An excellent performance by soloist Ivan Šiller, supported by the equally outstanding VENI ensemble and conductor Marián Lejava, adds a natural “value bonus” to the interpretation of the final composition on the CD. I find Daniel Matej’s QUOTATIONS · ROTATIONS · VARIATIONS remarkably poetic. As the composer himself states, he was fortunate to have had an unusually long time to work on it, resulting in a richly structured piece. The first part presents an emotional contrast: a coldly pulsating, broadly constructed surface gives way to the “Feldman-esque” tenderness of the second section, woven with a “contact” game between a Webern-like 12-tone series and diatonic movements.
The second part intensifies contrasts on smaller scales.
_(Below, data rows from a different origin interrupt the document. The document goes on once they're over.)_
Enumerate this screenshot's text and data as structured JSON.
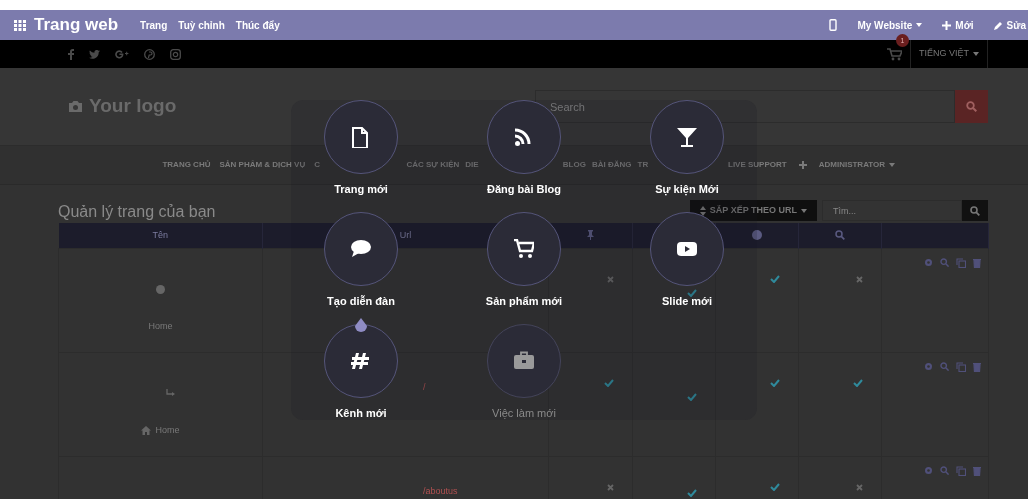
{
  "topbar": {
    "app_title": "Trang web",
    "menu": [
      "Trang",
      "Tuỳ chỉnh",
      "Thúc đẩy"
    ],
    "actions": [
      {
        "kind": "device"
      },
      {
        "kind": "dropdown",
        "label": "My Website"
      },
      {
        "kind": "new",
        "label": "Mới"
      },
      {
        "kind": "edit",
        "label": "Sửa"
      }
    ]
  },
  "utility_bar": {
    "cart_count": "1",
    "language": "TIẾNG VIỆT"
  },
  "header": {
    "logo": "Your logo",
    "search": {
      "placeholder": "Search"
    }
  },
  "nav_groups": [
    [
      "TRANG CHỦ",
      "SẢN PHẨM & DỊCH VỤ",
      "C"
    ],
    [
      "CÁC SỰ KIỆN",
      "DIE"
    ],
    [
      "BLOG",
      "BÀI ĐĂNG",
      "TR"
    ],
    [
      "LIVE SUPPORT",
      "ADMINISTRATOR"
    ]
  ],
  "page_title": "Quản lý trang của bạn",
  "sort_button": "SẮP XẾP THEO URL",
  "filter": {
    "placeholder": "Tìm..."
  },
  "table": {
    "columns": [
      "Tên",
      "Url"
    ],
    "rows": [
      {
        "kind": "page",
        "name": "Home",
        "flags": [
          false,
          true,
          true,
          false
        ]
      },
      {
        "kind": "child",
        "name": "Home",
        "url": "/",
        "flags": [
          true,
          true,
          true,
          true
        ]
      },
      {
        "kind": "partial",
        "url": "/aboutus",
        "flags": [
          false,
          true,
          true,
          false
        ]
      }
    ]
  },
  "new_content": [
    {
      "label": "Trang mới",
      "disabled": false
    },
    {
      "label": "Đăng bài Blog",
      "disabled": false
    },
    {
      "label": "Sự kiện Mới",
      "disabled": false
    },
    {
      "label": "Tạo diễn đàn",
      "disabled": false
    },
    {
      "label": "Sản phẩm mới",
      "disabled": false
    },
    {
      "label": "Slide mới",
      "disabled": false
    },
    {
      "label": "Kênh mới",
      "disabled": false
    },
    {
      "label": "Việc làm mới",
      "disabled": true
    }
  ]
}
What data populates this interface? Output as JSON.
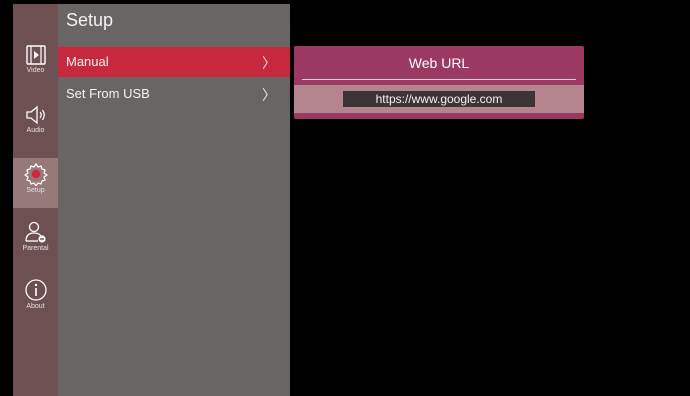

It announces itself with repeated, insistently tender diatonic piano clusters that serve as a kind of “theme.” Punctual aleatoric runs alternate with chorale-like textures reminiscent of Schönberg’s “melody of timbres” or perhaps a kind of virtual keyboard instrument.
The third part enters attacca, closing the arc with a more global approach to variation in relation to the first part. It’s also beautiful for its humorous handling of references. In the case of Egon Bondy, only a “Czechoslovak” listener will fully grasp the subtle humor. A recording of the philosopher’s voice initially sounds like a duduk or shofar—only through repetition does its identity become clear. The song Hřbitove, hřbitove zahrado zelená (Cemetery, Cemetery, Green Garden), a legend of the Czechoslovak underground, performed with the “arty” accompaniment of VENI ensemble, seems to ironically reference pop stars’ orchestral concerts. It stands as an immensely powerful caricature of a contemporary trend—a beautiful closure to the CD NACHTBOEK · QUOTATIONS.